The Tchaikovsky brothers have a different, darker vision. Liza and Hermann meet once again after the Countess’ ghost reveals the three winning cards. Liza is prepared to forgive Hermann, but the soldier becomes increasingly distracted, raving about the cards to the point he claims he does not recognize his beloved anymore. Liza declares him lost and herself with him (“Прогиб он, прогиб! А вместе с ним и я!”) and ends her life in the Winter Canal. In the following scene, Yeletsky brusquely notes that things did not work out between him and his betrothed—a statement many performers have imbued with tragic meaning.

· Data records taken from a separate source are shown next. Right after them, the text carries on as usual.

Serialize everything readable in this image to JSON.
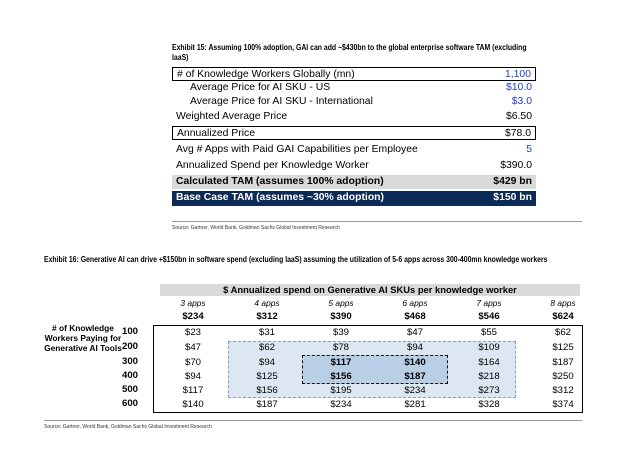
{
  "exhibit15": {
    "title": "Exhibit 15: Assuming 100% adoption, GAI can add ~$430bn to the global enterprise software TAM (excluding IaaS)",
    "rows": [
      {
        "label": "# of Knowledge Workers Globally (mn)",
        "value": "1,100"
      },
      {
        "label": "Average Price for AI SKU - US",
        "value": "$10.0"
      },
      {
        "label": "Average Price for AI SKU - International",
        "value": "$3.0"
      },
      {
        "label": "Weighted Average Price",
        "value": "$6.50"
      },
      {
        "label": "Annualized Price",
        "value": "$78.0"
      },
      {
        "label": "Avg # Apps with Paid GAI Capabilities per Employee",
        "value": "5"
      },
      {
        "label": "Annualized Spend per Knowledge Worker",
        "value": "$390.0"
      },
      {
        "label": "Calculated TAM (assumes 100% adoption)",
        "value": "$429 bn"
      },
      {
        "label": "Base Case TAM (assumes ~30% adoption)",
        "value": "$150 bn"
      }
    ],
    "source": "Source: Gartner, World Bank, Goldman Sachs Global Investment Research"
  },
  "exhibit16": {
    "title": "Exhibit 16: Generative AI can drive +$150bn in software spend (excluding IaaS) assuming the utilization of 5-6 apps across 300-400mn knowledge workers",
    "header": "$ Annualized spend on Generative AI SKUs per knowledge worker",
    "columns": [
      {
        "apps": "3 apps",
        "price": "$234"
      },
      {
        "apps": "4 apps",
        "price": "$312"
      },
      {
        "apps": "5 apps",
        "price": "$390"
      },
      {
        "apps": "6 apps",
        "price": "$468"
      },
      {
        "apps": "7 apps",
        "price": "$546"
      },
      {
        "apps": "8 apps",
        "price": "$624"
      }
    ],
    "row_axis_label": "# of Knowledge Workers Paying for Generative AI Tools",
    "rows": [
      {
        "label": "100",
        "values": [
          "$23",
          "$31",
          "$39",
          "$47",
          "$55",
          "$62"
        ]
      },
      {
        "label": "200",
        "values": [
          "$47",
          "$62",
          "$78",
          "$94",
          "$109",
          "$125"
        ]
      },
      {
        "label": "300",
        "values": [
          "$70",
          "$94",
          "$117",
          "$140",
          "$164",
          "$187"
        ]
      },
      {
        "label": "400",
        "values": [
          "$94",
          "$125",
          "$156",
          "$187",
          "$218",
          "$250"
        ]
      },
      {
        "label": "500",
        "values": [
          "$117",
          "$156",
          "$195",
          "$234",
          "$273",
          "$312"
        ]
      },
      {
        "label": "600",
        "values": [
          "$140",
          "$187",
          "$234",
          "$281",
          "$328",
          "$374"
        ]
      }
    ],
    "source": "Source: Gartner, World Bank, Goldman Sachs Global Investment Research"
  }
}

Hermann too earns a cruel fate. Seeing the queen of spades revealed, he chooses suicide as well, begging forgiveness from Yeletsky and Liza’s spirit while the gamblers, momentarily distracted from their game, sing their own prayer for his soul. No redemption or sardonic commentary remains, just a bleak end that would veer close to melodrama were it not for the pathos and desperation.
Pushkin’s tale concludes with the old countess dead and Hermann insane. Liza, however, is comfortably, perhaps happily married, and, for the others, life goes on as before with a wry levity tempering its darkness.

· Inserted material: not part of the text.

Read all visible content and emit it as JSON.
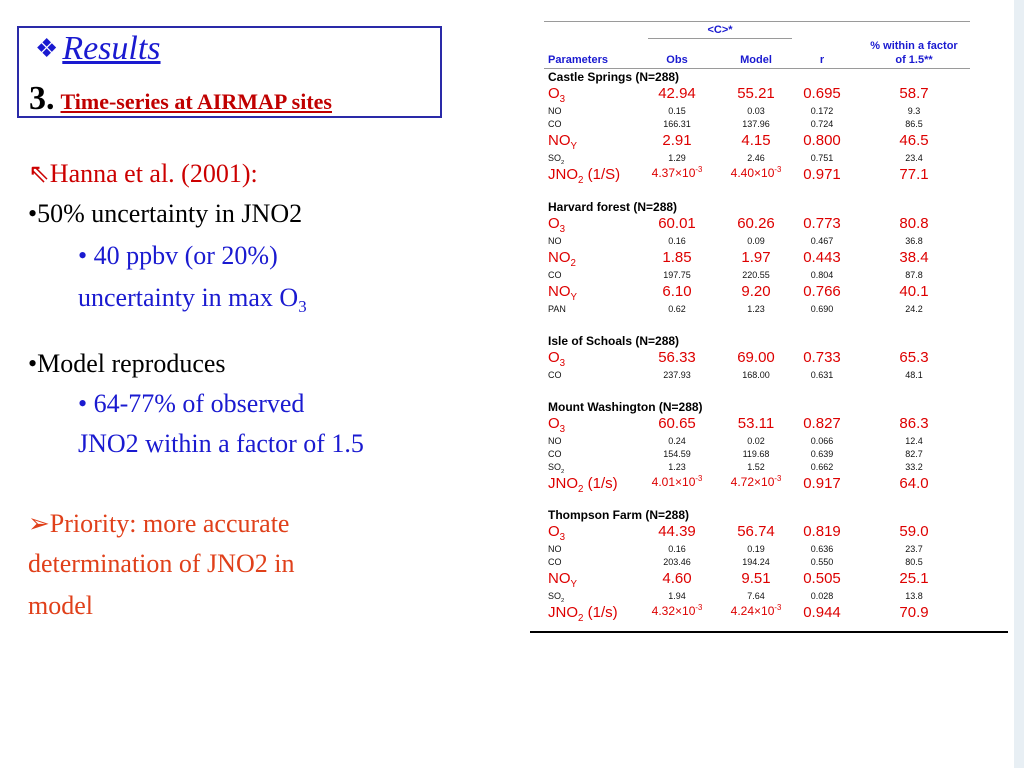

Tchaikovsky’s opera, by contrast, ends with two suicides on top of the Countess’ death by fright. While many productions have downplayed or revised Liza’s and Hermann’s desperate ends, these directorial deviations are clear choices to avoid the page. Even if the words are taken less than literally, they cannot erase the unwavering darkness within the music.
Several different English translations of “The Queen of Spades” are available; quotations in this piece are taken from Anthony Briggs’ work for Pushkin Press. Modest Tchaikovsky’s libretto can be found in bookstores in Russian and in an English translation online; translations in the piece are by the author.